100% Unit Testing — Now It’s Ante
Introduction
I have written many times about the importance of high-quality automated tests in software development. I’ve been especially vocal about the need for complete unit test coverage. Sometimes I get push-back, and usually I can defuse that push-back with some (I think) well-reasoned philosophy.
At my core I am a pragmatist, I do things because they work, not because they look nice on paper. So, my choices tend to be rooted in a desire to get specific outcomes and that often makes my choices easier to understand. Communicating these outcomes and the choices I make because of my desire to achieve them is the point of this article.
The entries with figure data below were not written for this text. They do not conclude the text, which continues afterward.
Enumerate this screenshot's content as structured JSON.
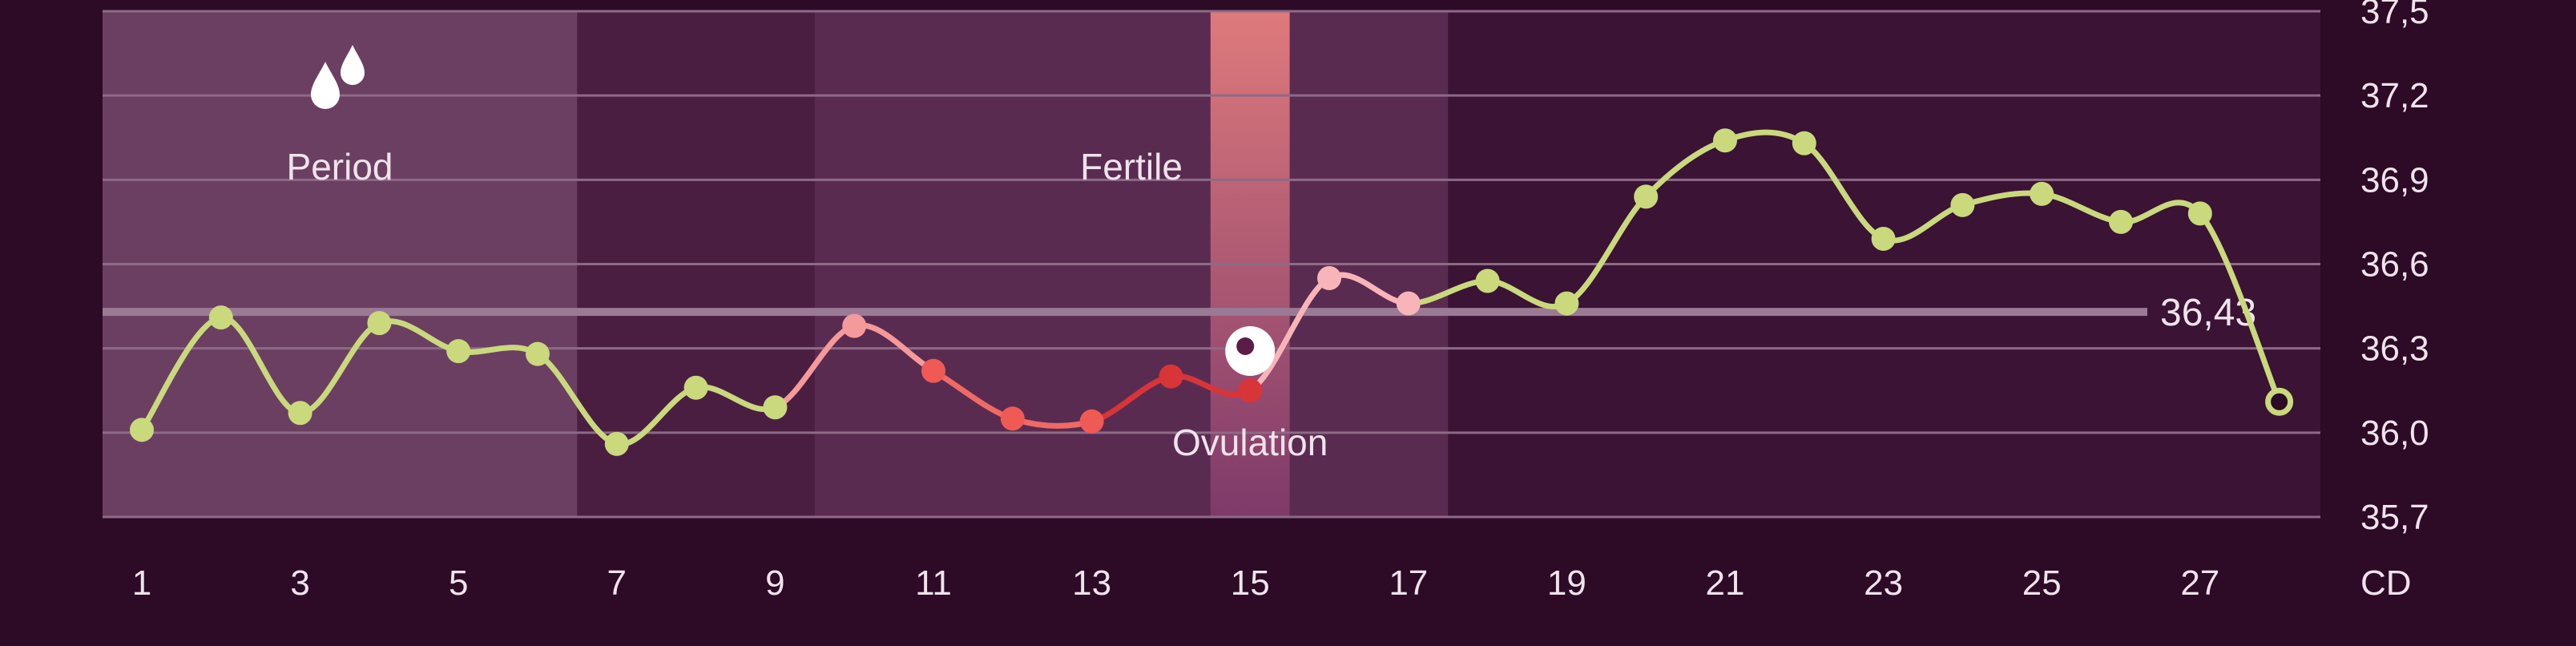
{
  "chart_data": {
    "type": "line",
    "title": "",
    "xlabel": "CD",
    "ylabel": "",
    "xlim": [
      0.5,
      28.5
    ],
    "ylim": [
      35.7,
      37.5
    ],
    "y_ticks": [
      "35,7",
      "36,0",
      "36,3",
      "36,6",
      "36,9",
      "37,2",
      "37,5"
    ],
    "x_ticks": [
      "1",
      "3",
      "5",
      "7",
      "9",
      "11",
      "13",
      "15",
      "17",
      "19",
      "21",
      "23",
      "25",
      "27"
    ],
    "grid": true,
    "coverline": {
      "value": 36.43,
      "label": "36,43"
    },
    "phases": [
      {
        "name": "period",
        "label": "Period",
        "from": 1,
        "to": 6,
        "icon": "blood-drops-icon"
      },
      {
        "name": "fertile",
        "label": "Fertile",
        "from": 10,
        "to": 17
      },
      {
        "name": "ovulation",
        "label": "Ovulation",
        "day": 15,
        "icon": "egg-icon"
      }
    ],
    "series": [
      {
        "x": [
          1,
          2,
          3,
          4,
          5,
          6,
          7,
          8,
          9,
          10,
          11,
          12,
          13,
          14,
          15,
          16,
          17,
          18,
          19,
          20,
          21,
          22,
          23,
          24,
          25,
          26,
          27,
          28
        ],
        "values": [
          36.01,
          36.41,
          36.07,
          36.39,
          36.29,
          36.28,
          35.96,
          36.16,
          36.09,
          36.38,
          36.22,
          36.05,
          36.04,
          36.2,
          36.15,
          36.55,
          36.46,
          36.54,
          36.46,
          36.84,
          37.04,
          37.03,
          36.69,
          36.81,
          36.85,
          36.75,
          36.78,
          36.11
        ],
        "last_point_open": true
      }
    ],
    "colors": {
      "background": "#2d0a26",
      "plot_background": "#3a1335",
      "period_band": "#6b3f62",
      "period_gap": "#4a1e41",
      "fertile_band": "#5a2b50",
      "ovulation_band_top": "#de7a7c",
      "ovulation_band_bottom": "#7e3a6a",
      "line": "#c9d97c",
      "point": "#c9d97c",
      "fertile_early": "#f59a9a",
      "fertile_peak": "#d83538",
      "post_ovulation": "#f8b5b9",
      "coverline": "#9a7a94",
      "grid": "#8d6a86",
      "text": "#efe3ec"
    }
  }
}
The Full Breadth of Testing vs. Unit Testing
I have never talked or written about the full breadth of testing, at all. This may be the first time I do so — and I’m only doing it now to make it clear why I don’t do it and what I’m talking about instead. In order to consider some product, or library, or service “fully tested” there are many, many, angles you have to probe. I’m going to quote a paper by Dan North where he describes several such things. In his words, we have:
- Functional correctness: It doesn’t produce the results we expect.
- Reliability: It mostly shows correct answers but sometimes it doesn’t.
- Usability: Sure, it works but it is inconsistent and frustrating to use.
- Accessibility: Like usability, but exclusionary and probably illegal.
- Predictability: It has random spikes in resources such as memory, I/O, or CPU usage, or occasionally hangs for a noticeable amount of time.
- Security: It works as designed but it exposes security vulnerabilities.
- Compliance: It works, but, for instance, it doesn’t handle personal information correctly.
- Observability: It mostly works, but when it doesn’t it is hard to notice and harder to determine why.
Without getting too much into each one I think we can see there’s overlap, and I think we can see that some of these things are not completely objective. Many are likely to have requirements that evolve over time and require re-visiting. Some of those properties make them pretty poor targets for automated testing.
When I talk about testing — and unit testing in particular — I mean something much simpler than any of the above factors. I mean, for the most part, “Is the code at least doing what I intended it to do?” My contention is that this is about the best you can hope to do with automated testing, and it is less than all of the above. It isn’t even necessarily “functional correctness” — but I still think this amount of testing is essential.
It’s my contention that the practices I describe come at significant negative opportunity cost (i.e., the expected cost you will pay for not doing them far exceeds your investment to do them). This assertion usually results in an avalanche of objections, so in the rest of this article I’ll try to deal with the most common objections directly while describing the outcomes I’m looking for.
“The Juice Isn’t Worth the Squeeze”
There are several objections that circle around the same considerations:
- “Tests beyond X% give diminishing returns”
- “100% coverage doesn’t guarantee correctness anyway, why bother?”
I generally recommend 100% block coverage as a minimum. Sometimes people find this incredible but, as I said, I have specific goals in mind. Let’s deal with the objections first and then on to the goals.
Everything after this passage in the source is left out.